Public Health Reviews volume 34, Article number: 8 (2012)
Background: Disregard of Hippocratic medical ethics by major leaders in the Public Health establishment and the leadership role played by physicians during the Nazi era in Germany (1933–1945) pose continuing challenges for later generations to investigate and disclose.
Aims: We review the history of evolution from humiliation of mental patients, other ill and disabled individuals and targeted ethnic groups to humiliation, sterilization, and “involuntary euthanasia” (a euphemism for medical murder). We focus on the role played by psychiatrists and neurologists during the Nazi period in Germany; we discuss the ethical norms of universal dignity, compassion and responsibility and we propose concrete steps to prevent recurrence of medically supported genocide.

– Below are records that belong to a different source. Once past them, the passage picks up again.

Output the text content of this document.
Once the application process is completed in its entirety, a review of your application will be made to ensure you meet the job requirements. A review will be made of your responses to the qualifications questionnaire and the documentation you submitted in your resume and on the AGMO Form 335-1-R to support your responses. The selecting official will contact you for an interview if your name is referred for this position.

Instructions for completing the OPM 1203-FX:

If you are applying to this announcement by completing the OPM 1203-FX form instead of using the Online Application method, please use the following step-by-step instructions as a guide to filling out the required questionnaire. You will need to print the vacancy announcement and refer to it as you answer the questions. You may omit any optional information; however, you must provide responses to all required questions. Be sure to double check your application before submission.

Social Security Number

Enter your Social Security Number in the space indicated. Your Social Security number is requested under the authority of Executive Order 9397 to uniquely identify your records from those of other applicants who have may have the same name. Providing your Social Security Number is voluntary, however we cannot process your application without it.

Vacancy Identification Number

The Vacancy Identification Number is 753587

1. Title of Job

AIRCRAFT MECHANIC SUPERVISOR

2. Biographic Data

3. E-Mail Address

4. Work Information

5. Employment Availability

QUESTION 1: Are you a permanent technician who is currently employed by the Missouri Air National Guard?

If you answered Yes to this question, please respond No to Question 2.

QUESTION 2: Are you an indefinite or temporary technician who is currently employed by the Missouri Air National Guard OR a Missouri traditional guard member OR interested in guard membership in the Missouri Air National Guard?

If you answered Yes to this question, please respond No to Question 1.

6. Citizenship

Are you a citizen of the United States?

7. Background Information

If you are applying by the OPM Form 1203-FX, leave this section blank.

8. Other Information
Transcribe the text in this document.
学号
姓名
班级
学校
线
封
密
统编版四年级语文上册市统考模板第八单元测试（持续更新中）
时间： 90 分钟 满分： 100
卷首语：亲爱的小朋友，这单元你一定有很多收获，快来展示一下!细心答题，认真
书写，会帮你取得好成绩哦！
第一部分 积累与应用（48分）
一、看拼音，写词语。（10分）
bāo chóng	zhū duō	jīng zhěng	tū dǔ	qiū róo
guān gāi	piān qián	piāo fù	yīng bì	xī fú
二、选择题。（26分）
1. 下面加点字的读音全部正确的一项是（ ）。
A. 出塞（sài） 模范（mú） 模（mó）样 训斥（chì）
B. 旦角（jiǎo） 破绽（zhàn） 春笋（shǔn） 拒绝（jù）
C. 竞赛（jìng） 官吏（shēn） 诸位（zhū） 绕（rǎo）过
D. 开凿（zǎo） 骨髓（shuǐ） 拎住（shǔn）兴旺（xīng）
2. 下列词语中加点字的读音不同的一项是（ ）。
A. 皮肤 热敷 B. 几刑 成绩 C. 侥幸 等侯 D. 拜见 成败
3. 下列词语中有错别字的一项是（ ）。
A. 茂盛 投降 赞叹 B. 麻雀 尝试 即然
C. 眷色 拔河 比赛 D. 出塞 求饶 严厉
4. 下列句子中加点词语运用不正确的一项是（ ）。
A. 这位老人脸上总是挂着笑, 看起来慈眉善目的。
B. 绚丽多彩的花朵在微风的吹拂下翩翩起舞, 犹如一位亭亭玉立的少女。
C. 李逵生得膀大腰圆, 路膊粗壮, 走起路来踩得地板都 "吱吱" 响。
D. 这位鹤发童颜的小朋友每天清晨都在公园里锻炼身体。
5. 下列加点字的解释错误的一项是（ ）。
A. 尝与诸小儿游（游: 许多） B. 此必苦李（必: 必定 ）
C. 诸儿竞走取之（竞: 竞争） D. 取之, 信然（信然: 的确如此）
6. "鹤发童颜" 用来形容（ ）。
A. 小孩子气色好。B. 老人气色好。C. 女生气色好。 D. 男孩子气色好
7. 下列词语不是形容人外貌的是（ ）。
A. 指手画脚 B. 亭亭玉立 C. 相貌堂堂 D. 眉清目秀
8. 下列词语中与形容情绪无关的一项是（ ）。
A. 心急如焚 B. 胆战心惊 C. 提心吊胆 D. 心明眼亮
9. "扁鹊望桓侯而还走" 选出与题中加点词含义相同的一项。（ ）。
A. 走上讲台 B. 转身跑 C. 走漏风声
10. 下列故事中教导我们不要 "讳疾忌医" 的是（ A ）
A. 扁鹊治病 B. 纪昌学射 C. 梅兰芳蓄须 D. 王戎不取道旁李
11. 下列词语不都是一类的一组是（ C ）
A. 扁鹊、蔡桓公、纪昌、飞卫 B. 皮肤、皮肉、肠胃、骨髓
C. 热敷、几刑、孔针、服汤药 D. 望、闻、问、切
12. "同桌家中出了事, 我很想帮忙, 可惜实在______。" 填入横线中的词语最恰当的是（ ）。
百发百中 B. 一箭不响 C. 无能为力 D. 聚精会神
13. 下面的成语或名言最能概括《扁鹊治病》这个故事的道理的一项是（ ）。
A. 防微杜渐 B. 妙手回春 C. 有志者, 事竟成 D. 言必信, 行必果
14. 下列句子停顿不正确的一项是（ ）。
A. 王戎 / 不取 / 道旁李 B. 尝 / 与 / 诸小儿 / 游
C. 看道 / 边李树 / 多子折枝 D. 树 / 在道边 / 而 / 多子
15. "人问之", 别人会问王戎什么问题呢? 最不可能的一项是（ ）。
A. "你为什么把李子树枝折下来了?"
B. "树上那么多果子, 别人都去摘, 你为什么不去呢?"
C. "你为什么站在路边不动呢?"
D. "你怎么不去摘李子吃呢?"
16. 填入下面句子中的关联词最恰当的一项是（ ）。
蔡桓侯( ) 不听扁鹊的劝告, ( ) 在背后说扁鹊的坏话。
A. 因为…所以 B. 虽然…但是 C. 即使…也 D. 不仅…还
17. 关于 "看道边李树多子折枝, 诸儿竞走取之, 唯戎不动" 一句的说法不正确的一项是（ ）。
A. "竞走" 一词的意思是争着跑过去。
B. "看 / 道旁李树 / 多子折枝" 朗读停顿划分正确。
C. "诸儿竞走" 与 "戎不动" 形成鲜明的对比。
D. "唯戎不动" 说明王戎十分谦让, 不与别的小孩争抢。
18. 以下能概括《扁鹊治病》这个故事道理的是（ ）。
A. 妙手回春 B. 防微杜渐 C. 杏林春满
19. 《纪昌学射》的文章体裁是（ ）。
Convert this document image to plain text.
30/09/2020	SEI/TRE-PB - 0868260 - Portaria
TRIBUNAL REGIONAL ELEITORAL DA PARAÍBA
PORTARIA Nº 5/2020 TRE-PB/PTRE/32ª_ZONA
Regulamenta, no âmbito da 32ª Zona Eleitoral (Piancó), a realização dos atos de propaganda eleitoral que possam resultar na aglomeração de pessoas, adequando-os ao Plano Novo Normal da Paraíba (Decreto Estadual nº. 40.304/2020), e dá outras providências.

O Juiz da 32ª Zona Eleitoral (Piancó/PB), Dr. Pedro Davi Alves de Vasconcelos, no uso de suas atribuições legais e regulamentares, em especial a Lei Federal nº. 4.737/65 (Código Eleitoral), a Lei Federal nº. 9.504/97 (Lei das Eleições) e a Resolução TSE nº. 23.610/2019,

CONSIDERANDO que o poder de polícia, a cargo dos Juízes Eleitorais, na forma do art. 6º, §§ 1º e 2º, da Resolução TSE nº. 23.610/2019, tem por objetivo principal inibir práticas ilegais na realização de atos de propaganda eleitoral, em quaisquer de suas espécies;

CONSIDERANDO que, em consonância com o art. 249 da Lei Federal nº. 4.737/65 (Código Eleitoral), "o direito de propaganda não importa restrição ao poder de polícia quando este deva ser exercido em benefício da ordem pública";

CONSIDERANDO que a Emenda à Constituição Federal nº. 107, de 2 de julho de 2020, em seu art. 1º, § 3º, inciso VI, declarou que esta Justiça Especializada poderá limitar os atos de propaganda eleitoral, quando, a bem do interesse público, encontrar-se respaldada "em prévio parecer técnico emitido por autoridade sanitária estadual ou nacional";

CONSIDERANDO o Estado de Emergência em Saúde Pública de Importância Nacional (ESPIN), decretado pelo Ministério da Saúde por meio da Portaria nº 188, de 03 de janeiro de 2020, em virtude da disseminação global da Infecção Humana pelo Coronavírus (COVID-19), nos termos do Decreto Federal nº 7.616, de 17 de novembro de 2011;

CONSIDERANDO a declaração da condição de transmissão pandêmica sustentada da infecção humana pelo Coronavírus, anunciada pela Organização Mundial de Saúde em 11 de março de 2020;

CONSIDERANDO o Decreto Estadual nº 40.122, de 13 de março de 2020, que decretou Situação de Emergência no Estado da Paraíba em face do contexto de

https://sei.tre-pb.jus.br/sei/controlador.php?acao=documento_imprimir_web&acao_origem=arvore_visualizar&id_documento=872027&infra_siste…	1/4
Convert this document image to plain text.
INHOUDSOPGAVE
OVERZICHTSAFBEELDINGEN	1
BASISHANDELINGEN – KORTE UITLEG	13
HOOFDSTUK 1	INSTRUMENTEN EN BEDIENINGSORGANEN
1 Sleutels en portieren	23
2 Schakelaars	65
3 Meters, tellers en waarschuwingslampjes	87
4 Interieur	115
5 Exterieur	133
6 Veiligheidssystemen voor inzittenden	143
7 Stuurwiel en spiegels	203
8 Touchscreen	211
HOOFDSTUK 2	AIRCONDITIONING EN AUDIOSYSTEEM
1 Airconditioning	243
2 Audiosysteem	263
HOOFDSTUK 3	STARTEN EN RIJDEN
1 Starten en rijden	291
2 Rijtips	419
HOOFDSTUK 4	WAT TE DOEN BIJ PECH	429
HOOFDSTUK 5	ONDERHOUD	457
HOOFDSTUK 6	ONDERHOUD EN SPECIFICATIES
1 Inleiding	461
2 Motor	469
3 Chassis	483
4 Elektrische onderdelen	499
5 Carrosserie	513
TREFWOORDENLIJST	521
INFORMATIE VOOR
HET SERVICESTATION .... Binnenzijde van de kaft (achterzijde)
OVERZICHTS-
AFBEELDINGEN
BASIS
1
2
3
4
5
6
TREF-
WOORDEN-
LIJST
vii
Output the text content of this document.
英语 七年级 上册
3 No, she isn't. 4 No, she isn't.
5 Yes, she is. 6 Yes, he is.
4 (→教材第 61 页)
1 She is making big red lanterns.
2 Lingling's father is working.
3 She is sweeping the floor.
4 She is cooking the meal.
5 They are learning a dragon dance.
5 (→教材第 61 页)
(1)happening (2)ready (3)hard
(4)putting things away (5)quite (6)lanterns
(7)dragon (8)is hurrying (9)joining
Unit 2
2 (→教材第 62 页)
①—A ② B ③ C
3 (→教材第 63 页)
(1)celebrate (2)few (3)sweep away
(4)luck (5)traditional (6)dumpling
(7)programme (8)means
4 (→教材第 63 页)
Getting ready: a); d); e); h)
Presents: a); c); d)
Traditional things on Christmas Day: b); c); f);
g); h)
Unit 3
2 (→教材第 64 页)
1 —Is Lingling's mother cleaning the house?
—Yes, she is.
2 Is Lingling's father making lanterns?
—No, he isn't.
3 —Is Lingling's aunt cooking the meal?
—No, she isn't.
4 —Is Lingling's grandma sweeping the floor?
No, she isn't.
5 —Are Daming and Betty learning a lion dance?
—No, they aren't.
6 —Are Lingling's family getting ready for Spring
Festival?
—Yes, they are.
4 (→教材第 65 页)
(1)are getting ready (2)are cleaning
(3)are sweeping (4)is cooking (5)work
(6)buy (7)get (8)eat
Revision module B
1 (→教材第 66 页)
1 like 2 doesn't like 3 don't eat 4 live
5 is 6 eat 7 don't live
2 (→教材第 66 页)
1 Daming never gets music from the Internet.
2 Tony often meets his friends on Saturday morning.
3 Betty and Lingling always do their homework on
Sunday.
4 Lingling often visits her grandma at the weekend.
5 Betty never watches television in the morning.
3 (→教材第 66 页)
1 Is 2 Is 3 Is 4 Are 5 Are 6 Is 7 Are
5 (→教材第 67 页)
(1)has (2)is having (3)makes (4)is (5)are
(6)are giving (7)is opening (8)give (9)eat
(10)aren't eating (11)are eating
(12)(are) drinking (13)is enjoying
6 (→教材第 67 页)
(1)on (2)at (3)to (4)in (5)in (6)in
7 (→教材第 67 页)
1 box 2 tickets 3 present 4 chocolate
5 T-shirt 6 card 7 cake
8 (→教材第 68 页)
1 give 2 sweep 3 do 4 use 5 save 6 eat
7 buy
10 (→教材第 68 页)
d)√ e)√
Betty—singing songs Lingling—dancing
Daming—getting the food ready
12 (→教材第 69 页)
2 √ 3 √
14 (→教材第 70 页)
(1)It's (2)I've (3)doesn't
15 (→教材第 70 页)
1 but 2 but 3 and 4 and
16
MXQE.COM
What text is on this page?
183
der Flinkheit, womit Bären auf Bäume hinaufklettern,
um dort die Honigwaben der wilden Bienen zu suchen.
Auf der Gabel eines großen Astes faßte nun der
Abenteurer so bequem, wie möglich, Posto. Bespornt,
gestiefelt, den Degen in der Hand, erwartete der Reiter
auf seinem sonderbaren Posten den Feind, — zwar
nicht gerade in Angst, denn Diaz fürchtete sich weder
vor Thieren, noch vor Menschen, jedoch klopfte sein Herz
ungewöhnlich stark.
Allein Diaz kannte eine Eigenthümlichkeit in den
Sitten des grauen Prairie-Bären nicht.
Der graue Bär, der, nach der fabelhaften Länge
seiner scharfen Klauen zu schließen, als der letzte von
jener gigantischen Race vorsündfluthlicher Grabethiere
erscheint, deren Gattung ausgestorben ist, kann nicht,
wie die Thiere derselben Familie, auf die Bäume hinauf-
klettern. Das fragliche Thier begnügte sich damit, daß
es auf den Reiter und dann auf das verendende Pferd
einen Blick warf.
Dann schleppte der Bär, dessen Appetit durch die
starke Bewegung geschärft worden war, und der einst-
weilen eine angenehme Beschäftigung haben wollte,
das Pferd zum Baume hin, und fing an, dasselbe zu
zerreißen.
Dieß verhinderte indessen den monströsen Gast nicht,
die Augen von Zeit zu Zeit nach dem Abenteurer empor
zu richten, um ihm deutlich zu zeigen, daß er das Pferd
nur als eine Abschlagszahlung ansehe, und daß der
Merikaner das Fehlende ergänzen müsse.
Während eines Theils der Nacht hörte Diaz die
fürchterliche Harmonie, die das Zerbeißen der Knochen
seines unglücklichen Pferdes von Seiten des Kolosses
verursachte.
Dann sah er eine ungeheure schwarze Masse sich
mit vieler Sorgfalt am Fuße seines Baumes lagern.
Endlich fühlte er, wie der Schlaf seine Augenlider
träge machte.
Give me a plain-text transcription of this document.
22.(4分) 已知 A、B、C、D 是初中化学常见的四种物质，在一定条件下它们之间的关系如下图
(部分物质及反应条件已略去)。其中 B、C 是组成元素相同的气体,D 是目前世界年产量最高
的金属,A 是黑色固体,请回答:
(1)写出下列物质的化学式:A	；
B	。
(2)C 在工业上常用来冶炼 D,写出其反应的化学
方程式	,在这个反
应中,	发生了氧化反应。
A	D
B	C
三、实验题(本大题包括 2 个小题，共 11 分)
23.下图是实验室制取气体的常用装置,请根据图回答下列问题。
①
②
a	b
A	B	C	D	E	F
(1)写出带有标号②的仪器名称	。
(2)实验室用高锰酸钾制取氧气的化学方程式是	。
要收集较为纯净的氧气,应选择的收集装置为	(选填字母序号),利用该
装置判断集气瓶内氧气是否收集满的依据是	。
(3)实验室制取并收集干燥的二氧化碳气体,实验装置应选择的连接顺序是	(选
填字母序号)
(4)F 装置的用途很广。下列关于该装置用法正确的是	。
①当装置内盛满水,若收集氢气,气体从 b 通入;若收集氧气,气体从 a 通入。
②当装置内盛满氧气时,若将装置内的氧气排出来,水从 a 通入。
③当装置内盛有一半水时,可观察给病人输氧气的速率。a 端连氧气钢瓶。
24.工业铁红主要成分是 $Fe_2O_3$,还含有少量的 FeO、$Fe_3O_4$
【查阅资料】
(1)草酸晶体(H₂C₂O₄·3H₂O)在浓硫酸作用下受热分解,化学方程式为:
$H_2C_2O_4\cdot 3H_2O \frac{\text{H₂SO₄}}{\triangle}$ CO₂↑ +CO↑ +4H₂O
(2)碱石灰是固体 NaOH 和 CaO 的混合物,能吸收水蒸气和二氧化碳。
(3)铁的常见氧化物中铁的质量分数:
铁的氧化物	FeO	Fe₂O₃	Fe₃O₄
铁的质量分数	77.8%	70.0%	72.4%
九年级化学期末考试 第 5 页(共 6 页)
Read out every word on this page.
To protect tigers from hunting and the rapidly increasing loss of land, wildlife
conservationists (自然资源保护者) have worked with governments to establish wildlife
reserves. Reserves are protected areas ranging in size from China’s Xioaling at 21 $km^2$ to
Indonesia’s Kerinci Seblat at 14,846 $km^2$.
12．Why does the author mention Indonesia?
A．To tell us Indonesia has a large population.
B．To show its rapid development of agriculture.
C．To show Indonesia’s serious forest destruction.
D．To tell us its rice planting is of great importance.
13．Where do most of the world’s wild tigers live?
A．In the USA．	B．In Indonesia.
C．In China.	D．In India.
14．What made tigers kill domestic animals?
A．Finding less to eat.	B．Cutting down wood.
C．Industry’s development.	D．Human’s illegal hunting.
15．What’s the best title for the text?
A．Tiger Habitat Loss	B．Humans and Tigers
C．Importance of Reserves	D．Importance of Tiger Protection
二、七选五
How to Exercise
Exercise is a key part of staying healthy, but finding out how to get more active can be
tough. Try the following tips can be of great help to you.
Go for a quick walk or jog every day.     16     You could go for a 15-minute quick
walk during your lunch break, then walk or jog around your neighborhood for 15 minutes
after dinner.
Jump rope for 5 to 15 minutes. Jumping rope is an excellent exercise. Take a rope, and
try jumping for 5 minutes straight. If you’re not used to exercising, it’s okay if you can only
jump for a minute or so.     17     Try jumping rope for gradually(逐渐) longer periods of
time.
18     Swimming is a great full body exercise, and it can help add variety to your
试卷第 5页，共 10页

Methods: We explored the history of psychiatry of the period leading up to, including and immediately after the Nazi era in order to analyze the ethical standards and practices of psychiatrists and neurologists.
Results: Psychiatrists, and neurologists, were guilty leaders and participants in the implementation of the Nazi programs, which escalated from humiliation and classification of their victims to the exclusion of the mentally ill and disabled, to devaluation and forced sterilization, to medical murder, then finally to the industrialized mass murder of millions, named the “Final Solution”.
Discussion: This process was driven by a dangerous mix of failure of medical ethics, racist ideology and individual ambition. Radicalized myths of racial and genetic purity and 19th century technology of industrial production transformed into a technology driven industry of mass murder; motivated by calculated ambitions and desire for individual career advancement. Post war, the Nuremberg Trials and later The Universal Declaration of Human Rights defined standards of ethical framework for the medical profession everywhere.
Outlook: Each generation should be made aware of these events through awareness, education and communication to prevent recurrence of medical professional criminality.